僕が思ういちばんシンプルな「学ぶ」形はこれです。
- 走れるようになる
- 走るのが楽しい
- 下り坂はもっと楽しい
- スピードが出すぎて転ぶ
- 痛い
- 「下り坂は危ない」と学ぶ
これ、誰に教えられなくても身につきますよね。
小学校、特に低学年の学習は本来この「具体」が軸になっているはずです。
なのに、まず座らせて、ずっと説明を聞かせて「よくわからなくても、このやり方を真似して」こういう流れが多くなってしまう。
これは、小学生はもちろん学びが定着しにくい中学生にも、正直あまりおすすめできません。
② 記憶に残るのは「特別な場面」
人は忘れる生き物です。
どんどん忘れます。
それ自体は悪いことじゃありません。
じゃあ、どんなことが記憶に残るのか。
答えはシンプルで、特別な体験です。
最近、こんな声をよく聞きます。
「学校のこと聞いても、 『別に』『普通』しか返ってこなくて…」
僕はこれ、テストの点数より気にした方がいいと思っています。
「今日はどんな日だった?」
この問いに何も出てこない状態って、結構しんどい。
YouTube、ゲーム、SNS。
刺激の強い情報を浴び続けている子どもたちにとって、日常のちょっとした違いは記憶に残らない。
記憶に残らない毎日を、本当に「楽しい」と思えるでしょうか。
③ 共有体験は「共通言語」になる
体験が記憶に残ると、それは教育者にとって大きなチャンスになります。
あとから、こんな会話ができるようになる。
「これって、前にやったあれと同じだよね」
「ほら、あの時の実験と一緒じゃない?」
学びを、一気に自分ごとに引き寄せることができる。
教師時代、「自由って何だろう?」をテーマに関わった6年生がいました。
- 掃除場所を固定しない
- 席替えをやめる
- 学びやすい場所は自分で選ぶ
当然、ズルする子も出てきます。
サボる子もいます。
でも、それを実体験として共有することで、「自由には責任がある」という言葉が、ただの説明じゃなく実感になる。

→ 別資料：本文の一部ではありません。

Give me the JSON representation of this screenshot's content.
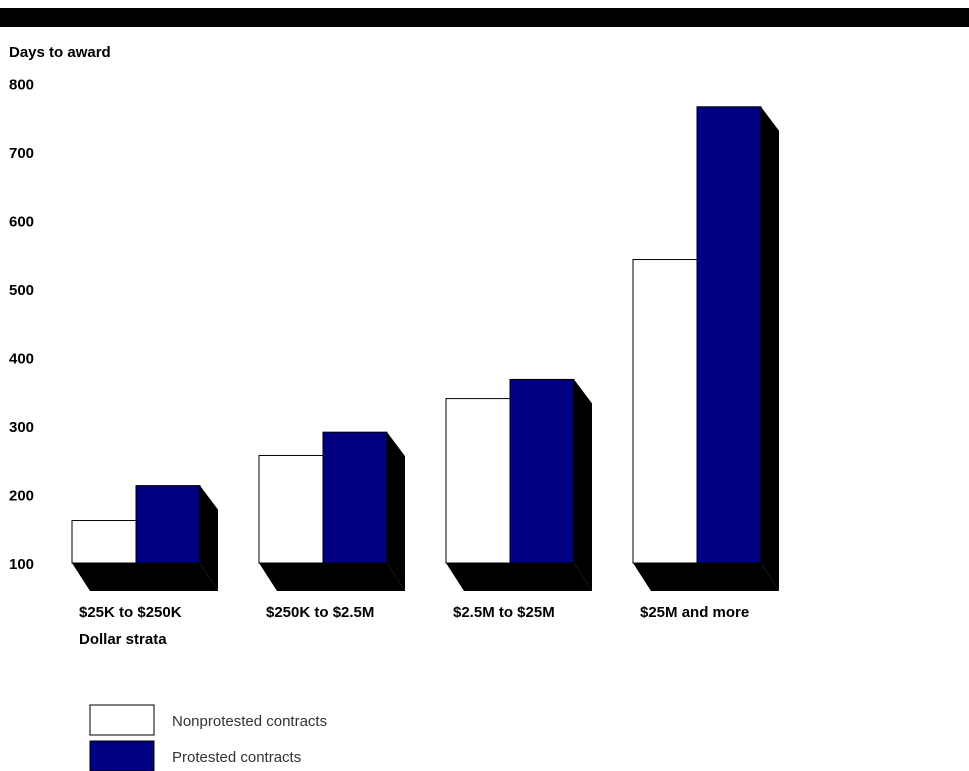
{
  "chart_data": {
    "type": "bar",
    "ylabel": "Days to award",
    "xlabel": "Dollar strata",
    "ylim": [
      100,
      800
    ],
    "yticks": [
      100,
      200,
      300,
      400,
      500,
      600,
      700,
      800
    ],
    "categories": [
      "$25K to $250K",
      "$250K to $2.5M",
      "$2.5M to $25M",
      "$25M and more"
    ],
    "series": [
      {
        "name": "Nonprotested contracts",
        "color": "#ffffff",
        "values": [
          162,
          257,
          340,
          543
        ]
      },
      {
        "name": "Protested contracts",
        "color": "#000080",
        "values": [
          213,
          291,
          368,
          766
        ]
      }
    ],
    "grid": false,
    "legend_placement": "bottom-left",
    "style": "3d-shadow"
  }
}
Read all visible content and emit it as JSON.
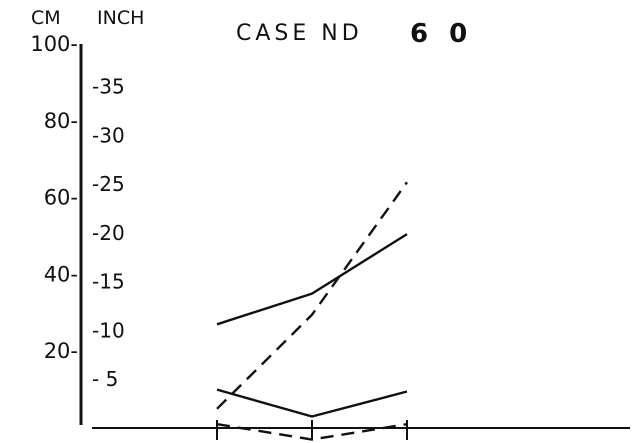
{
  "chart_data": {
    "type": "line",
    "title": "CASE ND",
    "case_number": "6 0",
    "y_label_cm": "CM",
    "y_label_inch": "INCH",
    "ylim_cm": [
      0,
      100
    ],
    "ylim_inch": [
      0,
      39.37
    ],
    "cm_ticks": [
      {
        "value": 20,
        "label": "20-"
      },
      {
        "value": 40,
        "label": "40-"
      },
      {
        "value": 60,
        "label": "60-"
      },
      {
        "value": 80,
        "label": "80-"
      },
      {
        "value": 100,
        "label": "100-"
      }
    ],
    "inch_ticks": [
      {
        "value": 5,
        "label": "- 5"
      },
      {
        "value": 10,
        "label": "-10"
      },
      {
        "value": 15,
        "label": "-15"
      },
      {
        "value": 20,
        "label": "-20"
      },
      {
        "value": 25,
        "label": "-25"
      },
      {
        "value": 30,
        "label": "-30"
      },
      {
        "value": 35,
        "label": "-35"
      }
    ],
    "x_points": [
      1,
      2,
      3
    ],
    "series": [
      {
        "style": "solid",
        "values": [
          27,
          35,
          50.5
        ]
      },
      {
        "style": "dashed",
        "values": [
          5,
          29.5,
          64
        ]
      },
      {
        "style": "solid",
        "values": [
          10,
          3,
          9.5
        ]
      },
      {
        "style": "dashed",
        "values": [
          1,
          -3,
          1
        ]
      }
    ]
  }
}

こうして体験は、クラスの「共通言語」になっていきました。
④ いちばん大事なのは「語りシロ」を増やすこと
これが、僕が一番大事だと思っているポイントです。
もう、覚えた量、処理した速さだけで評価される時代じゃありません。
そういう仕事は、これからどんどんロボットやAIに渡っていきます。
人間に求められるのは、
「あなたは、何を感じてきた人ですか?」
という問いです。
去年、高校3年生の志望理由書や志願書を手伝っていて強く感じました。
子どもたちは、すぐ「それっぽい言葉」を並べようとします。
でも、大学や社会が本当に知りたいのはきれいな言葉でも、順位でもありません。
その人が何を体験し、何を感じ、どんなデータを自分の中に残してきたか
そこにしか価値はない。
どんなに小さな体験でもいい。
その人にしか見えなかった世界が語られていれば、人はちゃんと耳を傾けます。
体験活動は、子どもたちにその「語りシロ」を残してくれる。
この夏、僕たちはそれをはっきり実感しました。